Frate Leone non voleva separarsi dal suo fianco. Nel suo santo affetto gli venne anche una voglia capricciosa. Egli, che «non poteva vivere senza di lui», avrebbe dato la vita pur di avere in eredità la tonaca del suo padre e maestro. Quel desiderio si leggeva negli occhi, e ancora una volta, l’intuitivo e amorevole Francesco lo indovinò. Lo chiamò e gli disse: «Questa tonaca è tua. Ti prego solo di lasciarmela finché vivo». Frate Leone gliela lasciò di tutto cuore, con la gioia incontenibile di chi sapeva che era ormai sua, che aveva già assicurata l’eredità più ricca!
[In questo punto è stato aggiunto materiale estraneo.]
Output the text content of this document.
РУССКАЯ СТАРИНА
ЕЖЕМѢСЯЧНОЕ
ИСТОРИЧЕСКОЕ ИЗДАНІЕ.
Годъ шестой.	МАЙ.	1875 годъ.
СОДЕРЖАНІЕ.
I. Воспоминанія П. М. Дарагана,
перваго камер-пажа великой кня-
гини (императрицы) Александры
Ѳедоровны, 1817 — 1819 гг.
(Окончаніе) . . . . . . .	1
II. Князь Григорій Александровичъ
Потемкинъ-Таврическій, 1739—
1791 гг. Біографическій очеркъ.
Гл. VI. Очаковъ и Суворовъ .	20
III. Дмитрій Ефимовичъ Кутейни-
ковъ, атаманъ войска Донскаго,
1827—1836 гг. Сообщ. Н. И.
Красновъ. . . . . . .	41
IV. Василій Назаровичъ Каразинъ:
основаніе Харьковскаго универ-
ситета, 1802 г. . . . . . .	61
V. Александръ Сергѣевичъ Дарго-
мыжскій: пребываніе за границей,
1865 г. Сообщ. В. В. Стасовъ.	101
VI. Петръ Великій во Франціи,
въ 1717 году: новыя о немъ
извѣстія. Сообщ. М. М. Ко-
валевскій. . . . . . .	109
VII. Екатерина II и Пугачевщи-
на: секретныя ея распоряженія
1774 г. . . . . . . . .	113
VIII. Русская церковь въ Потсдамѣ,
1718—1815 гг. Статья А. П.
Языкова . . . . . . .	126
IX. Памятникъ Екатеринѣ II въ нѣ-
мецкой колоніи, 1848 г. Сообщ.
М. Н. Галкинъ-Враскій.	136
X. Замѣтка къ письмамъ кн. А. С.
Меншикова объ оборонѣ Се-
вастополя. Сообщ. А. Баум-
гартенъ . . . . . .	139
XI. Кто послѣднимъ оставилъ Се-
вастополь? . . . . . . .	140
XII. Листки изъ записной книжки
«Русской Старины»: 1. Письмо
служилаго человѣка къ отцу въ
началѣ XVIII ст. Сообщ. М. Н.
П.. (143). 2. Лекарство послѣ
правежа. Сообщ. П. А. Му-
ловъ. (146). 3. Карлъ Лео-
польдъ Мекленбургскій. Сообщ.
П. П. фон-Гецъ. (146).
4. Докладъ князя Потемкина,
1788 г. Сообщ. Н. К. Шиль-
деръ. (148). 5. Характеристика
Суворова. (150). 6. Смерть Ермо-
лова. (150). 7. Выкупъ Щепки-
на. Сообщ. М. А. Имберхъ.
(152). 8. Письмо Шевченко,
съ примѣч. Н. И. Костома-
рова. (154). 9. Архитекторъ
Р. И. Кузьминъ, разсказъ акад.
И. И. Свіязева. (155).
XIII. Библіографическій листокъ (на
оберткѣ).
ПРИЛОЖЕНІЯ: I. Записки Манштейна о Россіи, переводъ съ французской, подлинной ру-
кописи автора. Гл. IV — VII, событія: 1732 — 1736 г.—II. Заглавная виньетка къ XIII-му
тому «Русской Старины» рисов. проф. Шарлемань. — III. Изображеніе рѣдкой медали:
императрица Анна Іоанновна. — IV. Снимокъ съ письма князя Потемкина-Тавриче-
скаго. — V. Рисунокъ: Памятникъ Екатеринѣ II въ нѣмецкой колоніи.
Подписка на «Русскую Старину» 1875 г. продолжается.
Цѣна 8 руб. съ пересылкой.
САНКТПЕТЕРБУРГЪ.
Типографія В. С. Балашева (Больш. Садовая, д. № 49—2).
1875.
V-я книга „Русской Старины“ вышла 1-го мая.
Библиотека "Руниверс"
Come descrivere la separazione mortale di quelle due vite, trascorse tante volte insieme? Dolore inconsolabile, gioia indicibile, santo orgoglio che Francesco fosse stato per lui quello che era stato.
Più e meglio di quella povera tonaca testamentaria, frate Leone ereditò la vita intera di Francesco d’Assisi, divenuta memoria ed emozione, immagini palpitanti che non sarebbero appassite mai.
Per fortuna, grazie a lui e a Salimbene, ci resta anche questa fotografia del suo cadavere: «Secondo quanto mi ha detto frate Leone, suo compagno, che era presente quando lo lavavano per la sepoltura, sembrava realmente, già morto, un crocifisso che avessero deposto dalla croce».
E la Vita ci assicura che lo stesso frate Leone lo vide, «esultante e splendente, con certe ali dal piumaggio brillantissimo, e con artigli come d’aquila, ma luccicanti come l’oro brunito». Divenuto un altro serafino alato, riflesso di quel Serafino di fuoco che sulla Verna, stando là con lui, lo aveva trasfigurato in un altro Cristo, con le sue gloriose trafitture.
Dopo la morte di Francesco, frate Leone, contrapponendosi a frate Elia, da “Pecorella del Signore” si trasformò in un autentico “Leone”.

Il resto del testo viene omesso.